Two grown women sit transfixed in a caravan in a paddock, four hours drive from the remotest capital city in the world, watching a red line move angonisingly slowly from left to right on a computer screen.
The adventure had begun nine months ago in the same caravan hundreds of kilometres to the north. Nerys asked me if I would help her write a book of recipes and hints for travelers. On a sunny winter’s morning, it seemed like a nice little hobby activity.
The difficulties of living hundreds of kilometers apart became obvious in the size of our telephone bills and the number of emails that flew back and forth. I bought and learnt to use a new camera, updated my computer programs and ate many wonderful stone cold meals beautifully arranged for photographs. There was so much food being cooked, I had large dinner parties and sent out doggy bags to grateful friends.
Early in 2009, Easy! was launched as an E book. It wasn’t long after that Nerys decided that as not everyone traveling had access to a computer, we should look into self publishing a hard copy. Let the fun begin!

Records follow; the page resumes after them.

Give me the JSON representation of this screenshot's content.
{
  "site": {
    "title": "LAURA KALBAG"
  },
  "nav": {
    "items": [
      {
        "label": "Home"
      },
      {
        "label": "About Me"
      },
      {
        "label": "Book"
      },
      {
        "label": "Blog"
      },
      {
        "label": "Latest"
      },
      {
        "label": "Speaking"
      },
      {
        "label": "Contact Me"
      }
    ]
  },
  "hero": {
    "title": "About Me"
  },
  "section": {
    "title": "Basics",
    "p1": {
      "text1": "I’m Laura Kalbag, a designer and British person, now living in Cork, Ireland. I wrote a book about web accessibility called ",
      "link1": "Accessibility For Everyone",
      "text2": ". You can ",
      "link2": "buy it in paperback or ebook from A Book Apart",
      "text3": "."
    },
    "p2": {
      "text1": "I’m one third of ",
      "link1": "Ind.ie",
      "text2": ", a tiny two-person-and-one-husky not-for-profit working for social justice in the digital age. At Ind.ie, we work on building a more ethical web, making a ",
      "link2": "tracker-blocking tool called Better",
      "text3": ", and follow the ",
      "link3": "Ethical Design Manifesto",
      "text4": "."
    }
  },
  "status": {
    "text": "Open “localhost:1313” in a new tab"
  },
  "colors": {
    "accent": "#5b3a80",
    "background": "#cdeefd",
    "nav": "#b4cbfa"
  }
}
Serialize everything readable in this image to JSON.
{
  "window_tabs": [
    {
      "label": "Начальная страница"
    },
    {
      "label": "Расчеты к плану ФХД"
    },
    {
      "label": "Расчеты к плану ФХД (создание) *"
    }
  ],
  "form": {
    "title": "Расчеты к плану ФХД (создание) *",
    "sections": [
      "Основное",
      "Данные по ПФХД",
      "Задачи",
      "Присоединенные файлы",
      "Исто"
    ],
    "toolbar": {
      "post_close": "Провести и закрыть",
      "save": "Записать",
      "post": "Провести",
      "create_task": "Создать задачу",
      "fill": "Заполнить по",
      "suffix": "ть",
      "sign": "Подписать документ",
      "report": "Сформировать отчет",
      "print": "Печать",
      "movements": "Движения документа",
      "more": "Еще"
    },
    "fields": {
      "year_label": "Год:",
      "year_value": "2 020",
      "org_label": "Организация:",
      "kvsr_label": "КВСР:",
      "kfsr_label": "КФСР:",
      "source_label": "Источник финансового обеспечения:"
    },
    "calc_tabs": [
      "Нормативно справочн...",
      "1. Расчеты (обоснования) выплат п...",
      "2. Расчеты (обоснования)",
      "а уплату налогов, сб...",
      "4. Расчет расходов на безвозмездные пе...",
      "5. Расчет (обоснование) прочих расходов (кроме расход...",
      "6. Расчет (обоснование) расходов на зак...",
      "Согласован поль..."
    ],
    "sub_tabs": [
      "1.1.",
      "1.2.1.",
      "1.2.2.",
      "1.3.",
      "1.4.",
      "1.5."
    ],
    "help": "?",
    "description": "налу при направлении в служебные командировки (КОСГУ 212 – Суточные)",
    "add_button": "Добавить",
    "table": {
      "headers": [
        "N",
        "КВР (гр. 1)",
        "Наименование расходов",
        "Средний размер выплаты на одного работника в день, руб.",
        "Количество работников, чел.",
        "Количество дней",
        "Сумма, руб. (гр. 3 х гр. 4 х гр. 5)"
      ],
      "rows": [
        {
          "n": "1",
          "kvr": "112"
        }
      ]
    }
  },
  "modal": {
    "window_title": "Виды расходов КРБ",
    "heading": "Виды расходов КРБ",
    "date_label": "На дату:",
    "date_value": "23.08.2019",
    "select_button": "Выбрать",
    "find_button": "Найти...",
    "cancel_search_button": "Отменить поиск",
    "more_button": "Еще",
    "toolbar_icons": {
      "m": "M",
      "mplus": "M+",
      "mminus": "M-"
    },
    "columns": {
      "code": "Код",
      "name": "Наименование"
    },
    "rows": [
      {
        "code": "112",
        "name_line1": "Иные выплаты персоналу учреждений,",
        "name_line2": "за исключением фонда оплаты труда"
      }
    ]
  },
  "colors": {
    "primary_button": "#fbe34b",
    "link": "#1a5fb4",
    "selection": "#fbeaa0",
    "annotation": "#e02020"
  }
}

Gremlins in the system ate full stops from the ends of sentences, photographs that had been square now all needed to be redone in another format, spaces appeared where none had been before. The questions came faster than we could figure out the answers and there were more problems than there seemed to be solutions for every day. Many times we were heard to comment that we would rather burn the damn book rather than do another final final final proof read.

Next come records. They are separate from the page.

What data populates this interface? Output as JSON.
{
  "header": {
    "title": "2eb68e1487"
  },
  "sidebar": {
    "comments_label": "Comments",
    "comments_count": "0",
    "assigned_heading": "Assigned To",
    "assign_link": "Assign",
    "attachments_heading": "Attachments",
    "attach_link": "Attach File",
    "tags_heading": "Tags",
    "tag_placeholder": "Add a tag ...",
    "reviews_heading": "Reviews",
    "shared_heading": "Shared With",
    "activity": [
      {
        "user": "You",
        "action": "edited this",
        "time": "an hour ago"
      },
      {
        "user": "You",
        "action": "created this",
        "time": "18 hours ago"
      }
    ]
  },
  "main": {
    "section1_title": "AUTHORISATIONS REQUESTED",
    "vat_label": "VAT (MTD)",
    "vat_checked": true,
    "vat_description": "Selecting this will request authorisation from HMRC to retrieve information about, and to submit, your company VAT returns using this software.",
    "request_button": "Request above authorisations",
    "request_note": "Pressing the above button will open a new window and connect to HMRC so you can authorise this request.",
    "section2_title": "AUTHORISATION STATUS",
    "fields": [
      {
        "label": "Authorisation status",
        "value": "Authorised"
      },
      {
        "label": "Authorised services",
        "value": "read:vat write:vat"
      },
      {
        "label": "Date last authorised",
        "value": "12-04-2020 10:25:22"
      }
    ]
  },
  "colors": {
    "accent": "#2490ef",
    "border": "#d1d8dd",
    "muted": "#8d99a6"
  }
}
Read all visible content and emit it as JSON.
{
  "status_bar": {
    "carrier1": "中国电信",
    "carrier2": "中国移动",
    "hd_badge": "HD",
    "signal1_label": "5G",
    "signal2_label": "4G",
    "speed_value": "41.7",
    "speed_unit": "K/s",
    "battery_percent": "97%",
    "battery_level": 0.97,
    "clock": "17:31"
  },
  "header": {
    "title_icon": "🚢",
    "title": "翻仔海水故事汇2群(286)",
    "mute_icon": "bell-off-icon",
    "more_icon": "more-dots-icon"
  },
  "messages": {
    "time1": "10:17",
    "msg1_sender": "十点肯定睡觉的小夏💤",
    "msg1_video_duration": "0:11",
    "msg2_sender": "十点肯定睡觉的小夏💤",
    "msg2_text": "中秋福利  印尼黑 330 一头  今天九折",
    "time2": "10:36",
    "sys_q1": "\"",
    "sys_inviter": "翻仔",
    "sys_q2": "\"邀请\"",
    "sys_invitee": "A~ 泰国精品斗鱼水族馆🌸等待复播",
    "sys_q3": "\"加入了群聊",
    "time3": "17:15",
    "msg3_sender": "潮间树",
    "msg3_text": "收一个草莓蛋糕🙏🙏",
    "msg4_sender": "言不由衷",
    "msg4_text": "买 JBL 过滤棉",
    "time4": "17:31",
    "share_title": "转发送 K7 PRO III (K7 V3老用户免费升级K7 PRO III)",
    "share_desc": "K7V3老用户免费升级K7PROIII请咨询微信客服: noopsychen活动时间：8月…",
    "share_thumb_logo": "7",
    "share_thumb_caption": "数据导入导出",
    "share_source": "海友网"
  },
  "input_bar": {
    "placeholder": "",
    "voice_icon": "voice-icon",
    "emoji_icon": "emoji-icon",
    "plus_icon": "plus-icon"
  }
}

It's nine months since we had that original discussion and the red line was our baby winging her way through cyberspace to be printed. Our sanity was sorely tried but in our best professional manner, buoyed by endless cups of tea, liquorice allsorts, extreme silliness and Prakash's great lunches we persevered. Sanity and serenity had to take a back seat with everything and everyone else.
The message on the screen read “Your message has been sent.” One day soon the cartons will arrive and like all mother’s we’ll soon forget the labour pains.